She told the judge she was "simply anxious" that Martin Jacques should pay his arrears or serve a 14-day sentence for culpable neglect after hearing that he received only £44 a week in income support but needed £40 a week for rent, electricity and food. Magistrates had earlier rejected his offer to pay £5 a fortnight against his £200.62 debt.
Mrs Blair - who is known professionally by her maiden name of Booth - was acting in one of a series of cases for councils pursuing poll tax defaulters. Ms Booth has also given a paper to a conference of enforcement officers and bailiffs. Her fee is believed to have been £200.
Last night, Mr Jacques, 28, of Leyland, Lancashire, described Ms Booth's High Court performance, in a judicial review hearing in November 1993, as ruthless. "She did her job well and didn't give my barrister a chance. It was a terrible experience in jail. I had never been in trouble before."
Mr Jacques had served half his 14 day sentence in Preston prison when lawyers freed him pending a judicial review hearing. When he lost that, Ms Booth said she was "anxious" he should pay his bill or complete his sentence. He did, in Brixton jail, London.

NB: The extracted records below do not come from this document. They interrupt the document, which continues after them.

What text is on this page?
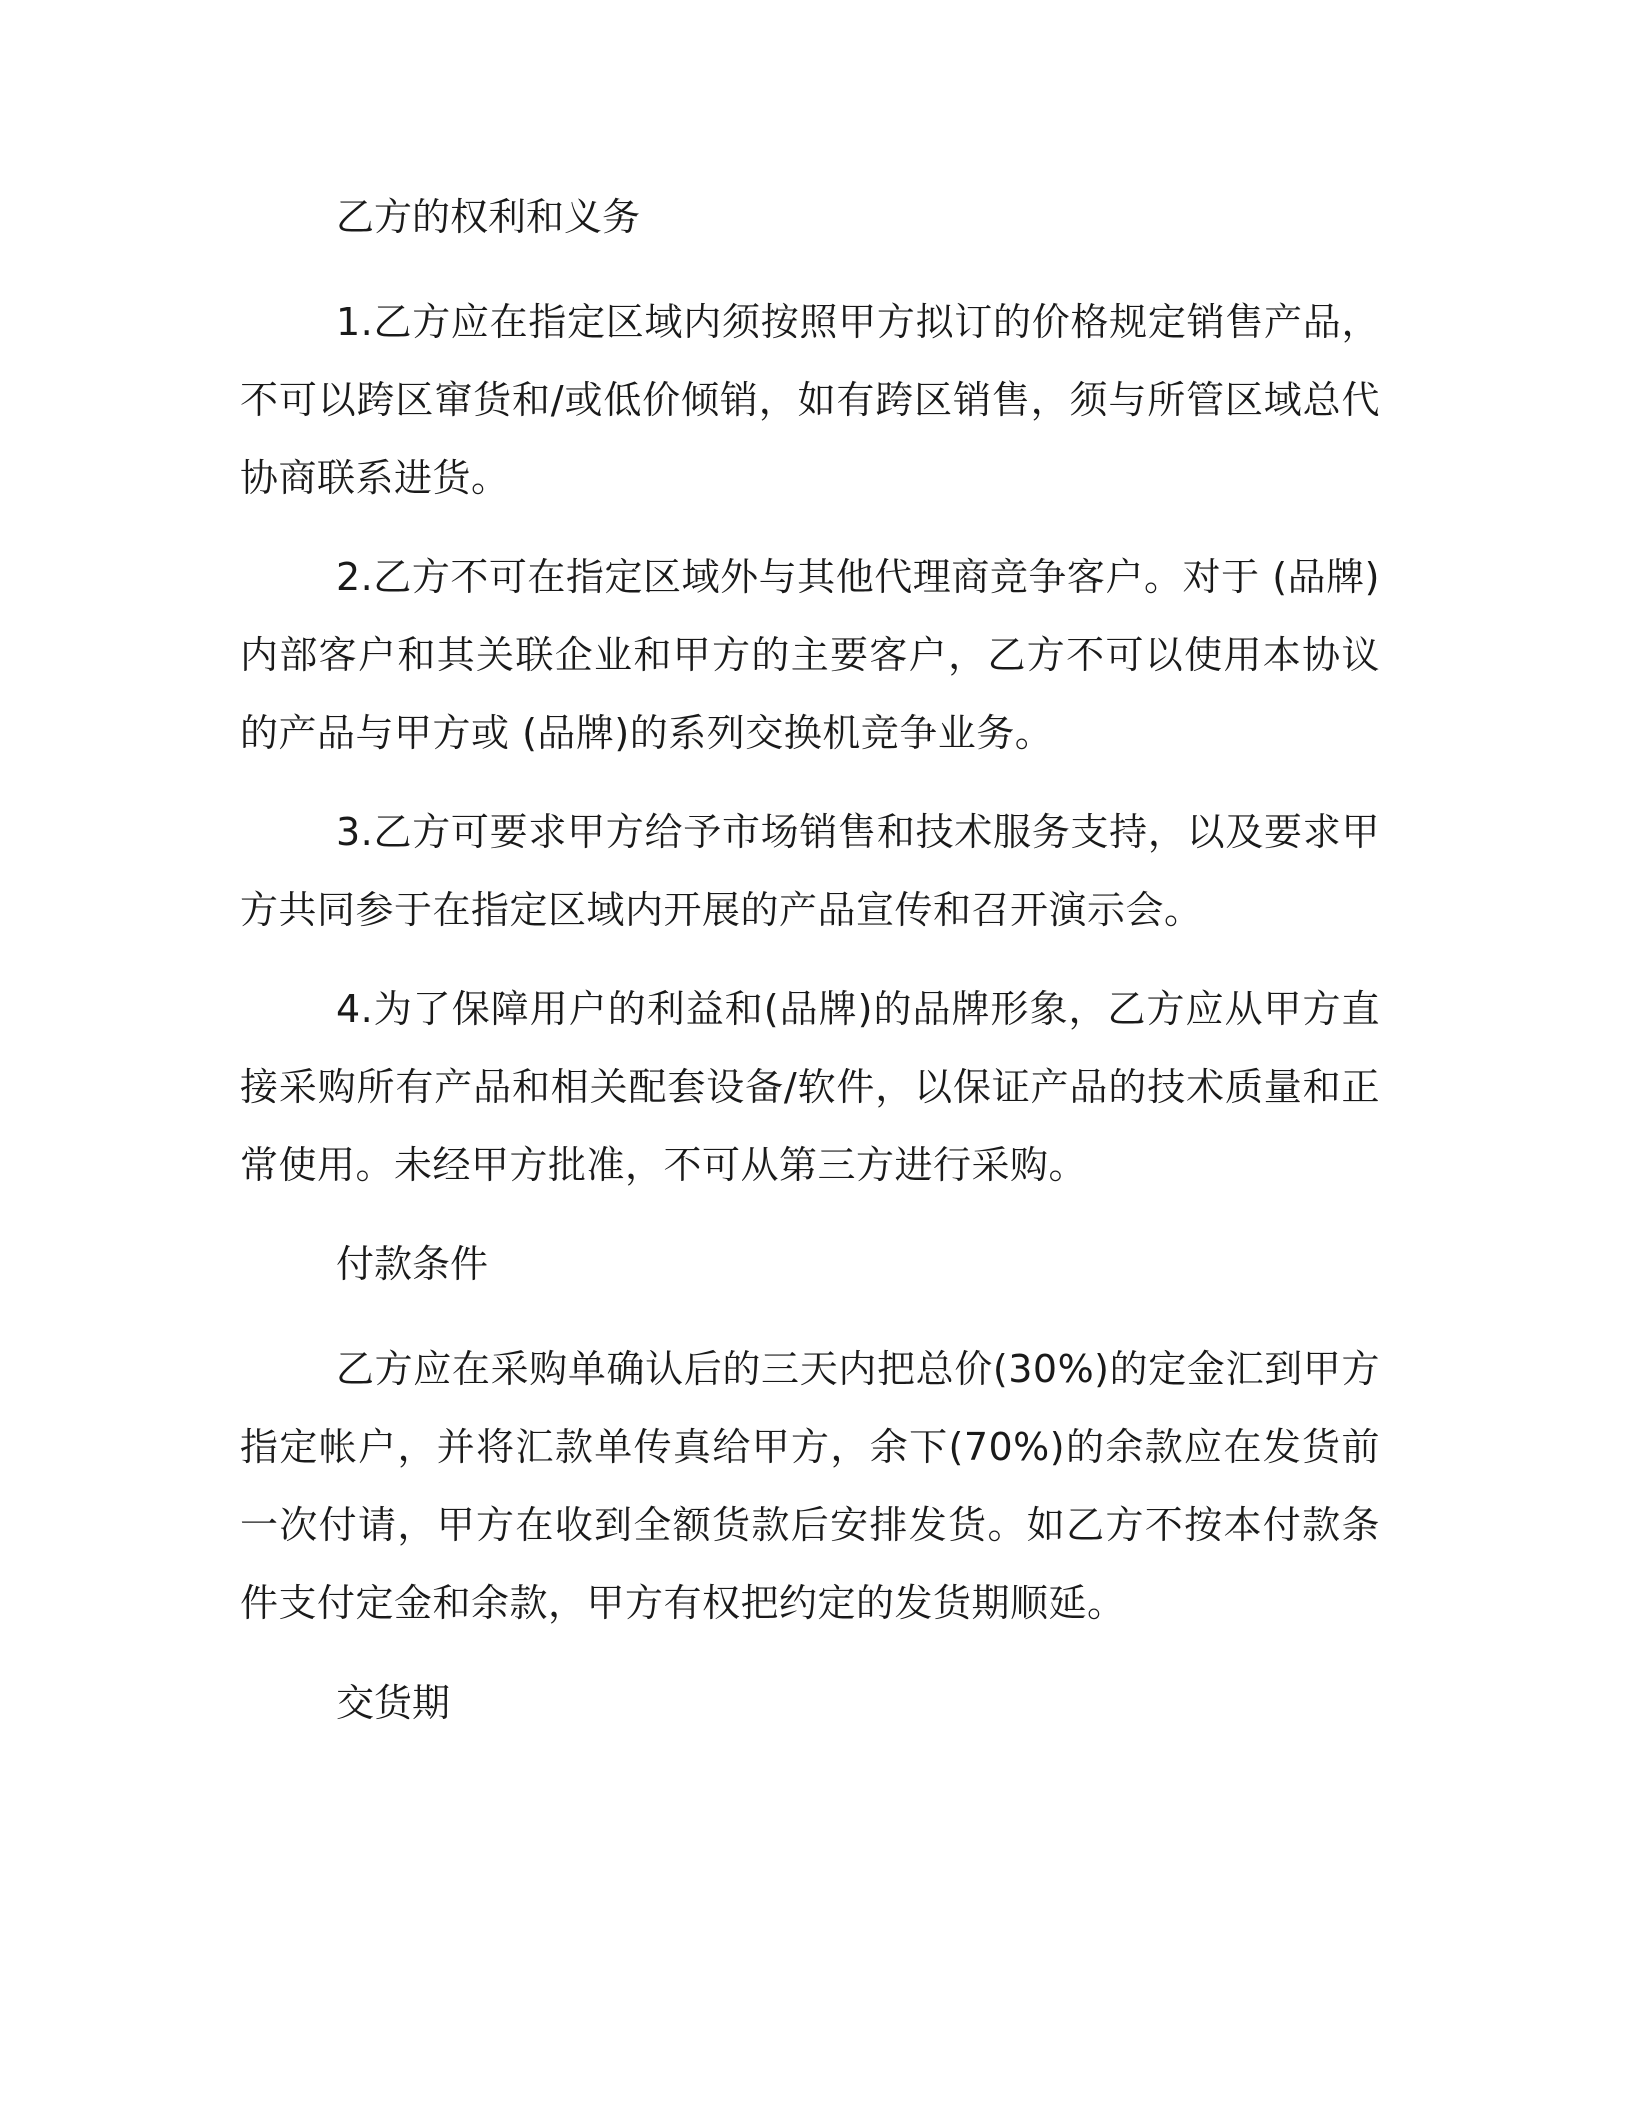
乙方的权利和义务

1.乙方应在指定区域内须按照甲方拟订的价格规定销售产品，不可以跨区窜货和/或低价倾销，如有跨区销售，须与所管区域总代协商联系进货。

2.乙方不可在指定区域外与其他代理商竞争客户。对于 (品牌)内部客户和其关联企业和甲方的主要客户，乙方不可以使用本协议的产品与甲方或 (品牌)的系列交换机竞争业务。

3.乙方可要求甲方给予市场销售和技术服务支持，以及要求甲方共同参于在指定区域内开展的产品宣传和召开演示会。

4.为了保障用户的利益和(品牌)的品牌形象，乙方应从甲方直接采购所有产品和相关配套设备/软件，以保证产品的技术质量和正常使用。未经甲方批准，不可从第三方进行采购。

付款条件

乙方应在采购单确认后的三天内把总价(30%)的定金汇到甲方指定帐户，并将汇款单传真给甲方，余下(70%)的余款应在发货前一次付请，甲方在收到全额货款后安排发货。如乙方不按本付款条件支付定金和余款，甲方有权把约定的发货期顺延。

交货期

"I was living in a flat in Leyland, but I lost my job," he said. "I'd been paying the poll tax by direct debit but, when I was on income support, I had only £4 a week left after outgoings. I asked the magistrates to take it out of the income support, butthey said they couldn't. It wasn't a protest. I couldn't afford to pay."
As a barrister prominent in employment and public law, Ms Booth must abide by the "cab rank" principle and accept cases as they come along. She may not turn down cases that could prove politically sensitive.
However, she spoke at a conference in Telford held by the Institute of Revenues, Rating and Valuation Officers last March. Her paper, entitled "Enforcement - Effective Prosecution in the Magistrates Court", explained how to pursue non-payers with liability orders and applications for committal to prison.
She advised: "Ultimately, if a liability order is not complied with, the officer will have to decide what enforcement action should be taken. In the event that it is decided that distress should be levied and, in the event that that is unsuccessful, com m ittal [prison] should be applied for." However, she also said it was "important to draw to the bench's attention the alternatives to prison that are available." She quoted a 1992 High Court case in which it was established that the threat of prison shoul d be used as a weapon, not as a punishment. There was no point sending people to prison if they could not pay.
However, at Mr Jacques's High Court hearing, Ms Booth, who was representing two sets of magistrates who had jailed two men, told the judge: "My Lord, I am simply anxious on behalf of both the charging authorities that these gentlemen continue to serve their sentences or produce the money." But, when asking for costs, she said: "I accept that there is no evidence that Mr Jacques has any means at all."
Helen Dent , the lawyer who represented Mr Jacques, said: "Sending him to prison was a gross injustice. It wasn't that he was refusing to pay; he was simply too poor. We have run up against Cherie Booth in three or four other poll tax cases and each timeshe has been acting for the local authorities. She seems to have become something of a favourite with them."
Ms Booth has acted against defaulters in Burnley, South Ribble, Blackburn, Hyndburn and Thanet, not in magistrates courts but in the High Court contesting applications for judicial review. She was also due to represent Dudley council last month, but the
case failed to proceed.
Ms Booth said the work she accepted was on the "cab rank" principle. When it was put to her that she did not have to give speeches on enforcement, she replied: "No. I gave very clear advice as to how, according to the law, the enforcement officers shouldact." She added: "I am sure that you would be very hard-pressed to find any evidence that I have ever suggested that people who can't afford to pay or who are poverty- stricken should have action taken against them."
When the Independent on Sunday faxed details of the Jacques transcript, it was told Ms Booth had left her chambers.
Sources close to the Blairs said all her cases involved wilful or culpable non-payment and Ms Booth became involved only on points of law at judicial review stage. They said professional ethics prevented her from elaborating on the Jacques case.
Ms Booth, 40, joined the Labour Party in 1976. She contested a seat in the 1983 general election, but lost. The couple have two homes, thought to have been bought mostly with Ms Booth's earnings from the Bar. One, estimated at £400,000, is in Islington, north London. The other is a Victorian villa in Trimdon Colliery, County Durham.
The Reverend Paul Nicolson, treasurer of the Campaign Against Poll Tax Imprisonment, said: "I am profoundly disappointed in Cherie Booth. I understood that the Labour Party stood for justice, and the imprisonment of people who are simply too poor to pay their poll tax arrears is a gross injustice."